ベトナム戦争で捕虜となった経験のあるジョン・マケイン上院議員を、長年尊敬してきたジョン。自らも軍経験があるだけに、軍人の息子を戦場で亡くしたイスラム系アメリカ人のカーン氏が民主党党大会で行なった演説に対する、トランプの発言をどう思ったのか聞いてみた。

「確かに、軍人の息子を亡くした親の宗教をあげつらったのは、得策ではなかった。ただ公の場で、民主党に利用されつつトランプ批判をぶち上げれば、トランプから反撃が飛んでくるのは、あの夫婦だってある程度予想してたはずだ」

 75年の歳月をかけて、共和党内部に人脈の網をはりめぐらせてきたジョンにとって、共和党エリートたちの存在は、時として「トランプ大統領」実現の大きな障害にもなり得るという。

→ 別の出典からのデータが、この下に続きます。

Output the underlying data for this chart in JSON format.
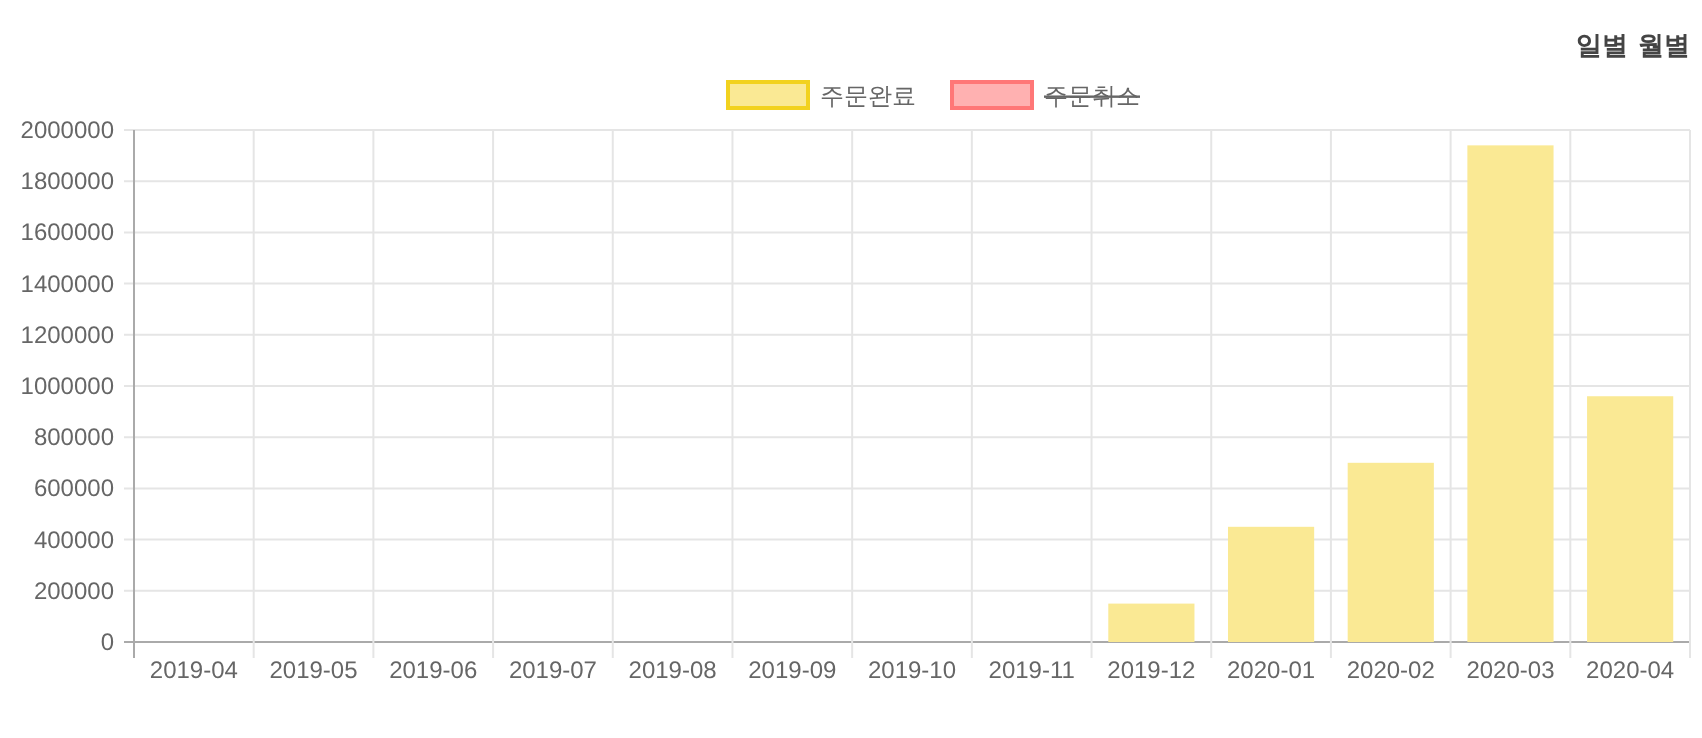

 たとえば、ミシガン州知事のリック・スナイダー。ベンチャーキャピタリストの経歴を持ち、労働組合と民主党が強かったミシガンで、共和党員として2011年に知事に就任した。だが、2014年にフリント地域の水道水に人体に危険な鉛が混入していた事件が発覚し、スナイダーの州知事としての責任が厳しく問われ、彼の罷免を求める州民も多い。

「リックは個人的にも知ってるけど、彼がトランプ支持を表明せずに沈黙していて助かっている。彼がトランプ支持を表明したら『トランプはフリントの水危機を起こした張本人だ』とリベラルが騒ぎかねない。それはまずい」

自分はもうすぐいなくなるけど
孫の世代に負債を残したくない

歴代大統領の記念品があちこちに。オバマ大統領のトイレットペーパーも
道を走るクルマから見えるように、トランプのサインを立てるジョン
共和党のシンボルマスコットのゾウ。友人からのギフトがほとんど

 大統領選の投票日まで、あとわずか。まだどちらの候補に票を投じるか決めていない層を、土壇場で説得する必要があるというジョン。ターゲットは若者たち。特に、大学生を中心とするバーニー・サンダースの支持者たちだ。

 ジョージア州に住む大学生の孫娘に頻繁に電話を入れる。彼女はバーニーのファンだ。

「ハニー、おじいちゃんはあと10年経てばこの世にいない。そのときに膨れ上がった国の累積債務を背負わされるのは、お前とお前の子どもの世代だよ。トランプに票を入れれば、国の負債は減り、お前たちの負担も減る。ヒラリーに票を入れたら、将来生まれるお前の子も大きな負債を抱えることになるんだよ。いいの?」

 この「おじいちゃんはもうすぐいなくなるけど、お前の世代に負債を残したくない」という論法は、感情にダイレクトに訴えるぶん、意外にリベラル派の若者にも効果があるとジョンは言う。

 トランプが女性やメキシコ移民、イスラム教徒に発してきた数々の暴言により、若者の間でトランプの評判が悪いことはジョンも承知だ。